Detik Masa

Nurul Jefa
Chapter #13

Skenario Tuhan

Siapa ya? Otakku masih berpikir keras. Wajah cowok ini, aku pernah melihat sebelumnya. Kenapa ingatanku begitu lemah, mengingat begini saja tidak bisa.

  “Ini beneran adikmu kan, Yan?”

  “Iya, kenapa, enggak mirip?”

  “Mirip, mirip banget malah.”

  Ya, aku mengingatnya sekarang. Cowok ini yang pernah aku temui di bus dua kali. Ternyata dia juga mengenal Kak Jian. Kelihatannya mereka sangat akrab. Tapi bukankah mereka berbeda fakultas. Apa mungkin dia teman Kak Jian waktu SMA juga, jadi mereka sudah akrab lebih dulu.

  “Kakak ini yang pernah satu bus sama aku kan?”

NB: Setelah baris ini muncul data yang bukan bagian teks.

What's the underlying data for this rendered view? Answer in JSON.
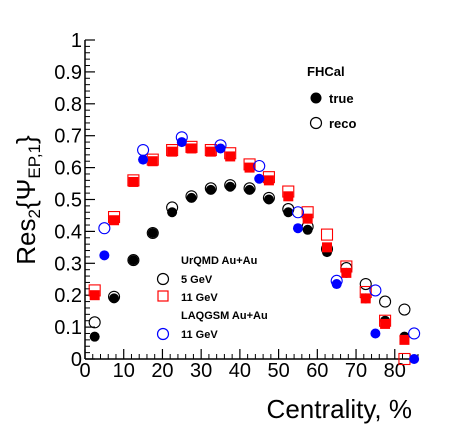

  “Hehe, masih ingat ya kamu.”

  Kak Jian memandang kami berdua secara bergantian. Jelas dia bingung karena kami seperti sudah saling mengenal. Padahal di antara kami tidak ada yang tahu nama masing-masing.

  “Udah kenal?”

  “Jadi, teman Kak Jian ini pernah satu bus sama Sanu kak. Sampai dua kali malah. Ya sengaja merhatiin karena jasnya sama kayak Kak Jian. Kakaknya ramah lagi, suka senyum.”

  Kak Jian mengangguk-anggukkan kepalanya. Sorot matanya menunjukkan bahwa dia sedikit cemburu. Pasti Kak Jian sedang merasakan seperti apa yang kurasakan ketika melihatnya dekat dengan Tiara. Sontak aku merangkul lengan Kak Jian dan berdiri lebih dekat dengannya. Aneh memang, kami saudara kandung tapi sudah seperti sepasang kekasih. Banyak orang yang tidak mengenal kami akan mengira kami pasangan kekasih. Karena dari wajah kami sudah memperlihatkan bahwa usiaku dengan Kak Jian tidak terpaut jauh.

  Saat kami tengah asyik mengobrol tiba-tiba Revan datang mendekat. Melakukan tos dengan teman Kak Jian. Oh, sampai sekarang pun aku masih tidak tahu namanya, begitu juga sebaliknya. Wajah mereka mirip. Jangan-jangan mereka juga adik kakak sama seperti aku dan Kak Jian. Pantas saja Revan sangat ramah, periang, dan murah senyum. Ternyata dia mewarisi sifat kakakknya.

  “Hebat, juara dua. Lain kali harus bisa nyusul si cantik ini. Semangat.”

  Teman Kak Jian itu berbicara dengan Revan dan menunjukku. Karena tidak tahu namaku dia memanggilku “si cantik”. Semoga saja pipiku tidak bersemu merah karena tersipu malu mendengar pujiannya.

  “Namanya Sanu. Dari tadi udah disebut sama Sanunya kok manggil si cantik. Cuma aku yang boleh manggil gitu.”

  Kami berempat tertawa bersama. Bahkan seluruh mata yang ada di sekitar kami memandang kami. Karena volume suara yang tidak terkontrol.